I tre esempi che abbiamo fatto prima: Bacon, Koons e Wool rientrano
in questo criterio. E anche Basquiat, che ha fatto pure prezzi da
capogiro. Di questi artisti però sono solo le opere iconiche che possono
raggiungere prezzi astronomici. Altre opere più mediocri hanno invece
un destino ben diverso. Ad esempio due lavori, mediocri, di Koons nella
stessa asta non hanno trovato nessun acquirente. Questo per dire che non
necessariamente chi ha un Koons in casa o un Bacon o un Wool ha
virtualmente decine di milioni in banca, dovesse decidere di venderli.

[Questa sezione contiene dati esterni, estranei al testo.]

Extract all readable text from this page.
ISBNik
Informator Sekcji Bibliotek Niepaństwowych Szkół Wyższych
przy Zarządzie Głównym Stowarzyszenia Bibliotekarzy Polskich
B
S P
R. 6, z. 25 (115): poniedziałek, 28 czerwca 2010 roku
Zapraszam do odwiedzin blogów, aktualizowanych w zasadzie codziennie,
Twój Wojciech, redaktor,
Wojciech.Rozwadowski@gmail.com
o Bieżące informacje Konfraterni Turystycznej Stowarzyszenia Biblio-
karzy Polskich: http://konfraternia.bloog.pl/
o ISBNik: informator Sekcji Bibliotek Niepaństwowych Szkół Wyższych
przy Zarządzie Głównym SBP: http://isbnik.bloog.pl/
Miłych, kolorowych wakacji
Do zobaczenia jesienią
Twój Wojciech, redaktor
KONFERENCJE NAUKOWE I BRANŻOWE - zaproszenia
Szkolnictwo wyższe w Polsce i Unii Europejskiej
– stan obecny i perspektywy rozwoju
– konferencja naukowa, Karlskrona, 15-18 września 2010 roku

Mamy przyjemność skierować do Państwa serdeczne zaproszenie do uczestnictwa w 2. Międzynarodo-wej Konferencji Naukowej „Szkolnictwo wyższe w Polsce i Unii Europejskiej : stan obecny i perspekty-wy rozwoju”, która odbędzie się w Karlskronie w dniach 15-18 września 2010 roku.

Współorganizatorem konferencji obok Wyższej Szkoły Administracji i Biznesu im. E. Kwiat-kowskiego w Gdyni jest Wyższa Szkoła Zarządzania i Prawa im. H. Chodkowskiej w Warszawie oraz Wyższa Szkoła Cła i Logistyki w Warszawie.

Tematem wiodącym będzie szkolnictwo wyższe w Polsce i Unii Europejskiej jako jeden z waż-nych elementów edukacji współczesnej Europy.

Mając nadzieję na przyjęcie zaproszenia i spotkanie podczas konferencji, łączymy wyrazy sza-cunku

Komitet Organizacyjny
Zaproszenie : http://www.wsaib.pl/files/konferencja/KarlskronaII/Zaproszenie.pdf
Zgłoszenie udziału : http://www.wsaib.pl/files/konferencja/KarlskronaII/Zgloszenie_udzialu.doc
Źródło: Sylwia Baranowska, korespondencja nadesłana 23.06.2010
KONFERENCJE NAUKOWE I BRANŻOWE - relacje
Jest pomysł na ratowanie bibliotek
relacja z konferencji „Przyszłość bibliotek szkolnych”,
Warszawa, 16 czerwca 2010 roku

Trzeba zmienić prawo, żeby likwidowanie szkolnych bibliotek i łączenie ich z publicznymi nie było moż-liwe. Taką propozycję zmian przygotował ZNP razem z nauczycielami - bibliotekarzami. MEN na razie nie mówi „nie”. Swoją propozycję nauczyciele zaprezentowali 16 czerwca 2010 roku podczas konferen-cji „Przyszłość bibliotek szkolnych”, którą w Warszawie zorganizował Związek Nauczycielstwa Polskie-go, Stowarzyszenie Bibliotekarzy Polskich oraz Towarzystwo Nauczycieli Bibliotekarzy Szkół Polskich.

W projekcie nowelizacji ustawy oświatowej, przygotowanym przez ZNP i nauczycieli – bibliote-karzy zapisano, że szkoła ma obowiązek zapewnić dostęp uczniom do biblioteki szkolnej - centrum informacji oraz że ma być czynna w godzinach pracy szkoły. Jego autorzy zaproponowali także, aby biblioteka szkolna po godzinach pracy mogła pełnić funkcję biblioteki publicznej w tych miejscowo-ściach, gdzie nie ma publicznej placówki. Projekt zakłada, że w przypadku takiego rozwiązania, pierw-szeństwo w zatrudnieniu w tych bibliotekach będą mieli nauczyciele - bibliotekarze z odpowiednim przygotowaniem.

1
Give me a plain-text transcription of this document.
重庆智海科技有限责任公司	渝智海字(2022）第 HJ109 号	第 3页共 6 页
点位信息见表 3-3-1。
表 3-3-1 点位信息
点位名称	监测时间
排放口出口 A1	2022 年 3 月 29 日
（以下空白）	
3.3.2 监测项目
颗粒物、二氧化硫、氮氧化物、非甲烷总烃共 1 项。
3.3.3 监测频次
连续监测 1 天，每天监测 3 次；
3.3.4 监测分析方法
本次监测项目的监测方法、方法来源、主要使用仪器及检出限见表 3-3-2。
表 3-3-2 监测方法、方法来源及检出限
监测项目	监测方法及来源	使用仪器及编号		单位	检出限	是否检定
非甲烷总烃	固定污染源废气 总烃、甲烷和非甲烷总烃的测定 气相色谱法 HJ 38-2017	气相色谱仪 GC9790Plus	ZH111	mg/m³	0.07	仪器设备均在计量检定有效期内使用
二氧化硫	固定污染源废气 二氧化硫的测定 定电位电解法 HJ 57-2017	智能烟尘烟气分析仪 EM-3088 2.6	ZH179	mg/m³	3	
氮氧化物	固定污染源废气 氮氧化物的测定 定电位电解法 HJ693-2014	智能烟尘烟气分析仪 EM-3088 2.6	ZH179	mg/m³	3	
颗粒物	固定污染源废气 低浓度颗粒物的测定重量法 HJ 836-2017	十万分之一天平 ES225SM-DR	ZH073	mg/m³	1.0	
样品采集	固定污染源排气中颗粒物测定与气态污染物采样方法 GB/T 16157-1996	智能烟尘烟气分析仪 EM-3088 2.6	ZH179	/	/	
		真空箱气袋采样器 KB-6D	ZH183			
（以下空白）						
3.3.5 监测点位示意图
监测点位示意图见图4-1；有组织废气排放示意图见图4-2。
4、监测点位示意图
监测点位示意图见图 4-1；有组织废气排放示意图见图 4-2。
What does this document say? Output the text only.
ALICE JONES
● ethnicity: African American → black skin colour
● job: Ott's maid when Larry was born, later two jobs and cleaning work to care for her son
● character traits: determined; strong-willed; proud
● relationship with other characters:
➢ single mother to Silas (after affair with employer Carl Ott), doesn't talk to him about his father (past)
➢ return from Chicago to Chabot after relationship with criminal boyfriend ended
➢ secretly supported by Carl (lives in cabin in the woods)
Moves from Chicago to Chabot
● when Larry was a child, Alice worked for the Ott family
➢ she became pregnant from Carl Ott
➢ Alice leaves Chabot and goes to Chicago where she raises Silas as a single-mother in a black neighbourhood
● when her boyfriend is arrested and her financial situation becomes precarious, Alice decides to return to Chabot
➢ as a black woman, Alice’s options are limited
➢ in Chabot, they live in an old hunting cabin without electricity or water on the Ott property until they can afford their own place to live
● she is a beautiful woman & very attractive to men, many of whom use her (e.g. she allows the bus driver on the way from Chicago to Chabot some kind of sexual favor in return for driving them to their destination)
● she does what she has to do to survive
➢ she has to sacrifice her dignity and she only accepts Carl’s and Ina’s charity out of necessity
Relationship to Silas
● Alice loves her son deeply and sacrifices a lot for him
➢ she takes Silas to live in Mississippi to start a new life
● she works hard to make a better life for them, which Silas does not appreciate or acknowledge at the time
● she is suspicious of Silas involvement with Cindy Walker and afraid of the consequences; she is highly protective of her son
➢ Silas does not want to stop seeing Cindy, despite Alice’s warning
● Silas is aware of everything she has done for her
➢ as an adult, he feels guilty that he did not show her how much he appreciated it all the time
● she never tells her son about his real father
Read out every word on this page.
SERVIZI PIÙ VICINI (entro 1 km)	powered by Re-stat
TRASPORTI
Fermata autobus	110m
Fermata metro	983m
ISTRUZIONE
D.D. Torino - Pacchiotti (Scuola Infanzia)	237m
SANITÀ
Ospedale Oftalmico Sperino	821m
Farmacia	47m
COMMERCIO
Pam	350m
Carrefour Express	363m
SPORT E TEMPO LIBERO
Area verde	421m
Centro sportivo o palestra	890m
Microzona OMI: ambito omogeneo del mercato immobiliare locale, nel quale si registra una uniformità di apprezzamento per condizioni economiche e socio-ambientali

Il che conferma che sono le opere a fare il mercato e non i nomi degli
artisti.
Emblematico il caso del nostro Cattelan. Delle due opere in asta, «Il
bambino sul triciclo» e «I due poliziotti a testa in giù», una non è
stata venduta e l'altra è stata venduta per un prezzo decisamente
inferiore alla stima minima. Perché? Cattelan che era una delle punte di
diamante del mercato fino a pochi mesi fa non lo è più? Assolutamente
no.
Se in asta ci fossero state opere iconiche come una delle sculture
autoritratto, cifra inconfondibile dell'artista italiano, credo avrebbe
raggiunto un prezzo molto alto. Questo perché Cattelan, come la
fotografa americana Cindy Sherman, un'altra artista le cui opere sono
andate a prezzi stellari, è l'icona di se stesso. Il valore aggiunto del
suo lavoro è la sua maschera, il suo volto.
Quando questo viene a mancare anche l'interesse per le sue opere
s'indebolisce. L'arte, quella più famosa e ora quella più cara, da che
mondo è mondo, è quella che si riconosce al primo colpo d'occhio senza
dover andare a leggere l'etichetta. Anche perché oggi è purtroppo
diventato quasi più interessante andare a leggere il cartellino con il
prezzo, possibilmente quello pagato e non quello immaginato.